Part 1 of Big Picture: 

A Series On How to Change Your Perspective In Order to Change the World

 

Hey there! I'm so glad that you're joining me on this journey. I hope and pray that this series can be an inspiration in your life; that you can hear the things that you need and implement them. This is a journey I'm on, so please bear with my inexperience and incoherent thoughts that are sure to be here! I'm hoping to make this super practical, so that it's not just good ideas, but a road map of sorts to help us navigate. And just know: I'm praying for you!

So let's get started. If you're reading this, you're probably, to some extent, interested in changing the world. Maybe you have a dream, or good, practical ideas, or maybe you've tried to make a difference and it didn't work so - "farewell to idealism forever"- or maybe you're a genius who has undirected potential, or a successful person who  still feels unfulfilled.

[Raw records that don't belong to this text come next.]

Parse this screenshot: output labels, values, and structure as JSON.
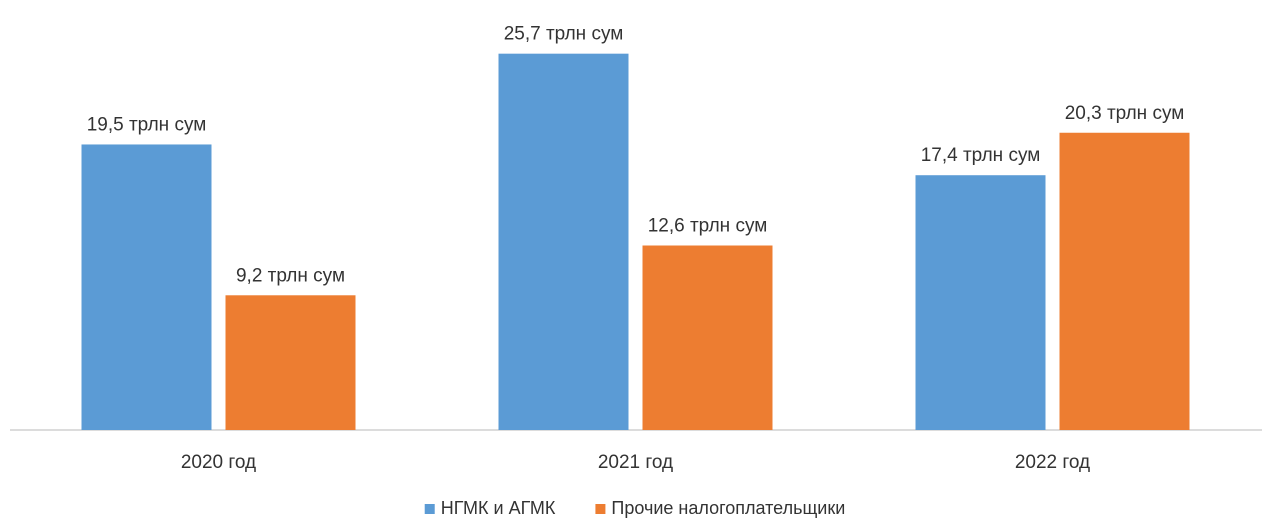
{
  "chart_data": {
    "type": "bar",
    "categories": [
      "2020 год",
      "2021 год",
      "2022 год"
    ],
    "series": [
      {
        "name": "НГМК и АГМК",
        "values": [
          19.5,
          25.7,
          17.4
        ],
        "labels": [
          "19,5 трлн сум",
          "25,7 трлн сум",
          "17,4 трлн сум"
        ],
        "color": "#5B9BD5"
      },
      {
        "name": "Прочие налогоплательщики",
        "values": [
          9.2,
          12.6,
          20.3
        ],
        "labels": [
          "9,2 трлн сум",
          "12,6 трлн сум",
          "20,3 трлн сум"
        ],
        "color": "#ED7D31"
      }
    ],
    "ylim": [
      0,
      28
    ],
    "grid": false,
    "legend_position": "bottom"
  }
}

Or maybe you're a student who spends half their time struggling to meet deadlines and the other half eating ice-cream and trying not to think about deadlines. I don't know. 

But I do know one thing. If you're going to change the world, you have to do it the right way. And yes, there is a wrong way. Here's the deal. It doesn't matter how much brainpower, motivation, perseverance, time, money, etc, etc, you have.

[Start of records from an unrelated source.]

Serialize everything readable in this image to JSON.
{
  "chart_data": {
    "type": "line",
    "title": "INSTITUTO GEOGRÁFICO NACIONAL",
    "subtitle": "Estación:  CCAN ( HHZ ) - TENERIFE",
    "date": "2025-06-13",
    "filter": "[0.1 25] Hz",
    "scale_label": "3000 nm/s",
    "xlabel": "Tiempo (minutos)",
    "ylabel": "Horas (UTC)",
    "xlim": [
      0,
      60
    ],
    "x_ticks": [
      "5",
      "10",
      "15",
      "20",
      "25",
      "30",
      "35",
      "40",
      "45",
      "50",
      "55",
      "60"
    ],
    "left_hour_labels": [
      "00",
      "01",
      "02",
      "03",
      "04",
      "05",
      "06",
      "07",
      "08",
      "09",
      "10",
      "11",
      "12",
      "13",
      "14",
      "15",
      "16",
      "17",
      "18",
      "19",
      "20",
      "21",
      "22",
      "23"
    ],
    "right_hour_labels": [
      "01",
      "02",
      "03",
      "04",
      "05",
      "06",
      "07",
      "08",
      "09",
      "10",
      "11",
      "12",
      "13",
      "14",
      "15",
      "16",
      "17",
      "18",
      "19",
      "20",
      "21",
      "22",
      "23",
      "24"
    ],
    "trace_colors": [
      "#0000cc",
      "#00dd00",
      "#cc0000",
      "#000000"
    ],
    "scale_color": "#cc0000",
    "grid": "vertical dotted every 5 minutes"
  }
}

Without Jesus, it's not happening.

Sure, you can try and do something. You may rescue a thousand orphans, abolish human trafficking, etc, but is that really going to help anything in the grand scheme of things?It's going to help - for a moment - but it's not going to have very much lasting value, and you are going to be BURNED OUT.

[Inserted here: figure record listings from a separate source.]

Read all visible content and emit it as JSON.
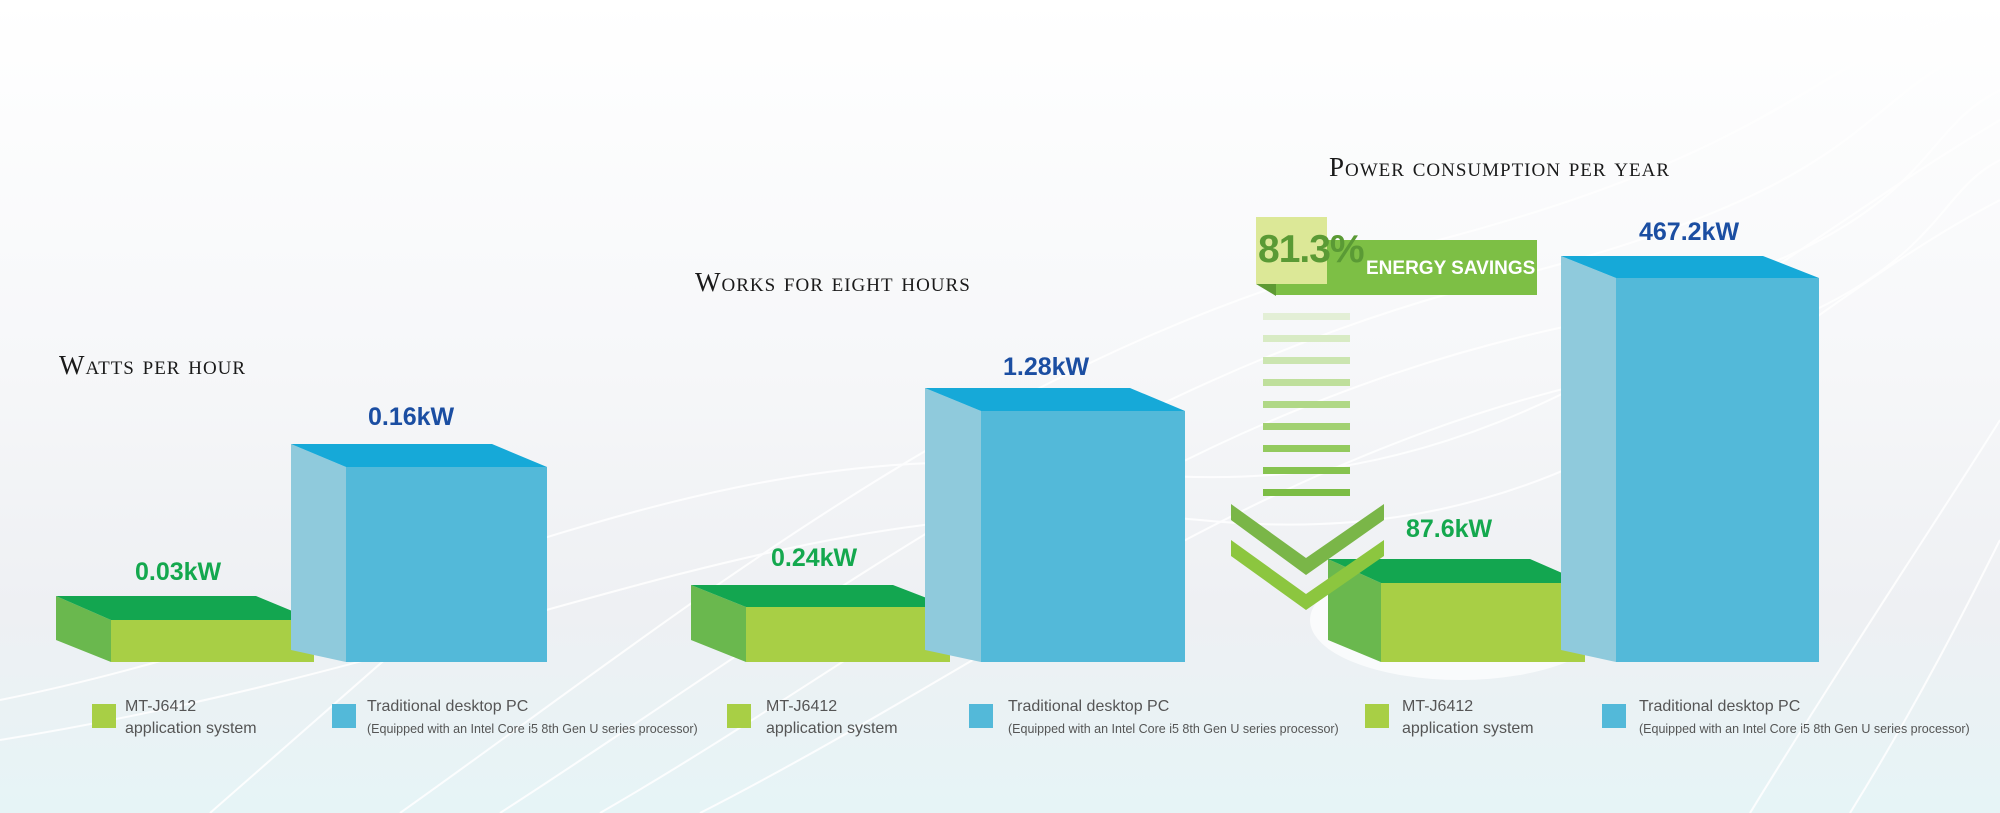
{
  "colors": {
    "green_front": "#a8cf45",
    "green_top": "#13a650",
    "green_side": "#6ab84e",
    "blue_front": "#53b9d9",
    "blue_top": "#16a9d8",
    "blue_side": "#8fcadc",
    "value_blue": "#1b4ea2",
    "value_green": "#14a84e"
  },
  "badge": {
    "percent": "81.3%",
    "label": "ENERGY SAVINGS"
  },
  "chart_data": [
    {
      "type": "bar",
      "title": "Watts per hour",
      "categories": [
        "MT-J6412 application system",
        "Traditional desktop PC"
      ],
      "values": [
        0.03,
        0.16
      ],
      "labels": [
        "0.03kW",
        "0.16kW"
      ],
      "unit": "kW"
    },
    {
      "type": "bar",
      "title": "Works for eight hours",
      "categories": [
        "MT-J6412 application system",
        "Traditional desktop PC"
      ],
      "values": [
        0.24,
        1.28
      ],
      "labels": [
        "0.24kW",
        "1.28kW"
      ],
      "unit": "kW"
    },
    {
      "type": "bar",
      "title": "Power consumption per year",
      "categories": [
        "MT-J6412 application system",
        "Traditional desktop PC"
      ],
      "values": [
        87.6,
        467.2
      ],
      "labels": [
        "87.6kW",
        "467.2kW"
      ],
      "unit": "kW"
    }
  ],
  "legend": {
    "mt_line1": "MT-J6412",
    "mt_line2": "application system",
    "pc_line1": "Traditional desktop PC",
    "pc_line2": "(Equipped with an Intel Core i5 8th Gen U series processor)"
  }
}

But if you have something completely isolated from just "humane help"- something that changes a whole person's life - and you can do it in God's strength, THEN you have something worth giving.

Please understand me here. Don't make a decision here to follow Christ for the sake of being more effective in changing the world. And if you're already a Christian, please don't tune me out. This is for you, too.

Following Christ is a decision that has to be made in light of the fact of Jesus' grace. Because of our sin, we are separated from God.

Romans 3:23 says that "all have sinned and fall short of the glory of God."

But because Jesus died in our place we can again be with God and inherit eternal life. This is a grace-only deal, one in which our part consists in acknowledging that we are dead without Christ, and that we need Him, thus accepting His grace & believing in Him.

Acts 16:31 says to "Believe in the Lord Jesus, and you will be saved."

This is the message we have to hear ourselves, and this is the message we have to take to the world. If you have never talked to God and surrendered to His grace, I would encourage you to consider it, think about it, obsess over it. It is the biggest decision you will ever make, and not just something to do and then move on. It will become your whole life, and that is a really good thing.

If you are already saved, I would encourage you to dwell on God's grace this week. This is all about Him, not us. Whatever we do, we are able to do because HE saved us, HE gave us life, HE gave us the potential in the first place.

In Philippians 3, Paul basically gives his impressive resume. He could have boasted in it, but instead, he said:

"But whatever gain I had, I counted as loss for the sake of Christ. Indeed, I count everything as loss because of the surpassing worth of knowing Christ Jesus my Lord. For his sake I have suffered the loss of all things and count them as rubbish, in order that I may gain Christ and be found in him, not having a righteousness of my own that comes from the law, but that which comes through faith in Christ, the righteousness from God that depends on faith—  that I may know him and the power of his resurrection, and may share his sufferings, becoming like him in his death, that by any means possible I may attain the resurrection from the dead." 

The perspective shift for this week comes down to this:

We're not going to be the ones changing the world.  

That's a really good thing, friends. A really, really, good thing. 

This week, as we dwell on who we are, and who He is, I pray that it will spur us on to share His grace with the world.